Influence of light fluence rate on the effects of photodynamic therapy in an orthotopic rat glioma model.

Publication Type:

Journal Article

Source:

Journal of neurosurgery, Volume 104, Issue 1, p.109-17 (2006)

Keywords:

Aminolevulinic Acid, Animals, Brain Neoplasms, Disease Models, Animal, Glioma, Light, Necrosis, Photochemotherapy, Photosensitizing Agents, Rats, Survival Analysis

Abstract:

OBJECT: Failure of treatment for high-grade gliomas is usually due to local recurrence at the site of resection, indicating that a more aggressive local therapy could be beneficial. Photodynamic therapy (PDT) is a local treatment involving the administration of a tumor-localizing photosensitizing drug, in this case aminolevulinic acid (ALA). The effect depends on the total light energy delivered to the target tissue, but may also be influenced by the rate of light delivery.
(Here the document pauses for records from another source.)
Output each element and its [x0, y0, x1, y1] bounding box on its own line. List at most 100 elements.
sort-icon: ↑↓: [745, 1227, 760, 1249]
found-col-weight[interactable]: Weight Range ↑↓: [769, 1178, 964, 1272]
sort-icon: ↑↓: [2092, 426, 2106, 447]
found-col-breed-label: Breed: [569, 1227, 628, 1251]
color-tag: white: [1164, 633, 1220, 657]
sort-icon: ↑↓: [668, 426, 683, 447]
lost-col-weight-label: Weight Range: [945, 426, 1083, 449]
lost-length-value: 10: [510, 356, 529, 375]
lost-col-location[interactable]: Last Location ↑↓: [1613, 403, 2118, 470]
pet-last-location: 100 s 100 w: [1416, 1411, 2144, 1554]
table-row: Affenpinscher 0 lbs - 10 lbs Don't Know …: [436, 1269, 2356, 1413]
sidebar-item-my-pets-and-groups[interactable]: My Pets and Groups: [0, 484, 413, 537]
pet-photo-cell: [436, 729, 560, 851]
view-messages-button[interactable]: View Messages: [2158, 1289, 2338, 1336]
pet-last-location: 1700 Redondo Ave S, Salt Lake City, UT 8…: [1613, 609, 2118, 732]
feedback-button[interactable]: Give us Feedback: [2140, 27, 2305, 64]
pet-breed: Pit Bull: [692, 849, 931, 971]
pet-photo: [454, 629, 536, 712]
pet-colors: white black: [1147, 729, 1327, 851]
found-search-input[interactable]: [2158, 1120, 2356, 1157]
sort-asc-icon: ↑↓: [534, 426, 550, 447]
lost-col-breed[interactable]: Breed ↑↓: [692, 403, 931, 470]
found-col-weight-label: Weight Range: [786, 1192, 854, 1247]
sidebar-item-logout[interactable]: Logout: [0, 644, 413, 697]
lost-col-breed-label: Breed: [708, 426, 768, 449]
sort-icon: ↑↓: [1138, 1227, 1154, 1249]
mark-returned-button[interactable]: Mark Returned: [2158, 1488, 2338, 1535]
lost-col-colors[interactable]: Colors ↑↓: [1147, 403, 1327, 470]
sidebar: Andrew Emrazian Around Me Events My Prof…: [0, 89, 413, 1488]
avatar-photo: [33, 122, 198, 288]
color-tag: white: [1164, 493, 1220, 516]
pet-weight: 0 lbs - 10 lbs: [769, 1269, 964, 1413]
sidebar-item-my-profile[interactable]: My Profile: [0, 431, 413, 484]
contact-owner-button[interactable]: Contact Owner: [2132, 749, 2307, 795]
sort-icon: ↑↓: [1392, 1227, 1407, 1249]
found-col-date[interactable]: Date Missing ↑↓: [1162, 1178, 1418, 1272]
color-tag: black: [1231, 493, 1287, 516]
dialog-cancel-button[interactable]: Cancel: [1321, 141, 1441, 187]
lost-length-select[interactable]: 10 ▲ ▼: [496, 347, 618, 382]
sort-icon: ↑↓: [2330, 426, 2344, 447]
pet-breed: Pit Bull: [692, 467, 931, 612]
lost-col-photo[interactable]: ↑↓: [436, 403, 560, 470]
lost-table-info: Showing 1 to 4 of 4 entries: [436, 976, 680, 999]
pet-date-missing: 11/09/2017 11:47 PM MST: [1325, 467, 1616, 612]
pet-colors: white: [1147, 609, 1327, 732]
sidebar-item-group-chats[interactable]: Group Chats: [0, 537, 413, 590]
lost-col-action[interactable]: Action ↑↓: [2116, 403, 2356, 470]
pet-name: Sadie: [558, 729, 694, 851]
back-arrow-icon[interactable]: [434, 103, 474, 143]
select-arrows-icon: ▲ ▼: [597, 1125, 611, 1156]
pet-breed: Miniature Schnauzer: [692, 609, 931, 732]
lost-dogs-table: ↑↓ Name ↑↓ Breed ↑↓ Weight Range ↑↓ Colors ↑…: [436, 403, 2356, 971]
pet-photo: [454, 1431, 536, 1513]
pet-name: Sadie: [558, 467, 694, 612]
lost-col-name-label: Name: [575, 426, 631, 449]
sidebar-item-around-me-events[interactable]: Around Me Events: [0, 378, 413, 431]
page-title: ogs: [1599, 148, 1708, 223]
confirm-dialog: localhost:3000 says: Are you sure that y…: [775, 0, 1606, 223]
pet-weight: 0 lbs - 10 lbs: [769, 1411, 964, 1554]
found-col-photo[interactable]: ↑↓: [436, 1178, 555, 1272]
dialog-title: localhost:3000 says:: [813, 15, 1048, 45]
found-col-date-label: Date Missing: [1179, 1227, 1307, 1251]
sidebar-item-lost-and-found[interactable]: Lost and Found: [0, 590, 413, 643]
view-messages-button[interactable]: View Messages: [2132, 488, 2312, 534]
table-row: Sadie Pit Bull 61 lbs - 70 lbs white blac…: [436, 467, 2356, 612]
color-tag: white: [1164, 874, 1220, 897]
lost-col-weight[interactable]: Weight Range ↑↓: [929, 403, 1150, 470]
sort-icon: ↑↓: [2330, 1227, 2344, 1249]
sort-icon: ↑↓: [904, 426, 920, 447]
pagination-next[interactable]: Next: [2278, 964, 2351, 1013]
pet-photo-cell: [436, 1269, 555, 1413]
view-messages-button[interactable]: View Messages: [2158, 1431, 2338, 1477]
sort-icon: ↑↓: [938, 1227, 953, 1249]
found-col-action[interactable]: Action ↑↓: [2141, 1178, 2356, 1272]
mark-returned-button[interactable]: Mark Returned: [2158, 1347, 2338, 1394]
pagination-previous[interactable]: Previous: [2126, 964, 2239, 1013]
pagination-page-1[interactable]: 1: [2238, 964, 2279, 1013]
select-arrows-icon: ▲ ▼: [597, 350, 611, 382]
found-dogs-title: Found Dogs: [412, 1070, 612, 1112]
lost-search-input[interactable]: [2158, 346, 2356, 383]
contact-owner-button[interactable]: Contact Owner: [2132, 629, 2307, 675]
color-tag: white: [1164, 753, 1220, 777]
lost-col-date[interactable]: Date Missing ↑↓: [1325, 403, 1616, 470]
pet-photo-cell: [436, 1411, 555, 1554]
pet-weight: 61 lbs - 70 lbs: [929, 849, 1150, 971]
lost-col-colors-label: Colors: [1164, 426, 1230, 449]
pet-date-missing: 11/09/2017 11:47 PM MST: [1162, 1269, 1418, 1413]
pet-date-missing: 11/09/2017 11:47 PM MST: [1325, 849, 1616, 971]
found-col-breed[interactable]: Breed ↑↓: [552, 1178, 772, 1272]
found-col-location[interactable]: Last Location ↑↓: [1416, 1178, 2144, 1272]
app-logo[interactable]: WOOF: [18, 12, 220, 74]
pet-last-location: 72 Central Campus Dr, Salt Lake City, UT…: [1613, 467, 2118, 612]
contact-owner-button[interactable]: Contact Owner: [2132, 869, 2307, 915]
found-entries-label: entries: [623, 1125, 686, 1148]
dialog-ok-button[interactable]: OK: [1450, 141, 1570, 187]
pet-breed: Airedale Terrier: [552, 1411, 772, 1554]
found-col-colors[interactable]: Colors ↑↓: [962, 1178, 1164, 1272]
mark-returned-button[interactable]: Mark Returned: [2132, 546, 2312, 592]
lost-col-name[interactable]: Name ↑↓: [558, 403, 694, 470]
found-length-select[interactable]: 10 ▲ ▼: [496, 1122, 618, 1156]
METHODS: In vitro experiments showed that the sensitivity to ALA PDT of BT4C multicellular tumor spheroids depended on the rate of light delivery (fluence rate). The BT4C tumors were established intracranially in BD-IX rats. Microfluorometry of frozen tissue sections showed that photosensitization is produced with better than 200:1 tumor/normal tissue selectivity after ALA injection. Four hours after intraperitoneal ALA injection (125 mg/kg), 26 J of 632 nm light was delivered interstitially over 15 (high fluence rate) or 90 (low fluence rate) minutes. Histological examination of animals treated 14 days after tumor induction demonstrated extensive tumor necrosis after low-fluence-rate PDT, but hardly any necrosis after high-fluence-rate treatment. Neutrophil infiltration in tumor tissue was increased by PDT, but was similar for both treatment regimens. Low-fluence-rate PDT administered 9 days after tumor induction resulted in statistically significant prolongation of survival for treated rats compared with nontreated control animals.

CONCLUSIONS: Treatment with ALA PDT induced pronounced necrosis in tumors only if the light was delivered at a low rate. The treatment prolonged the survival for tumor-bearing animals.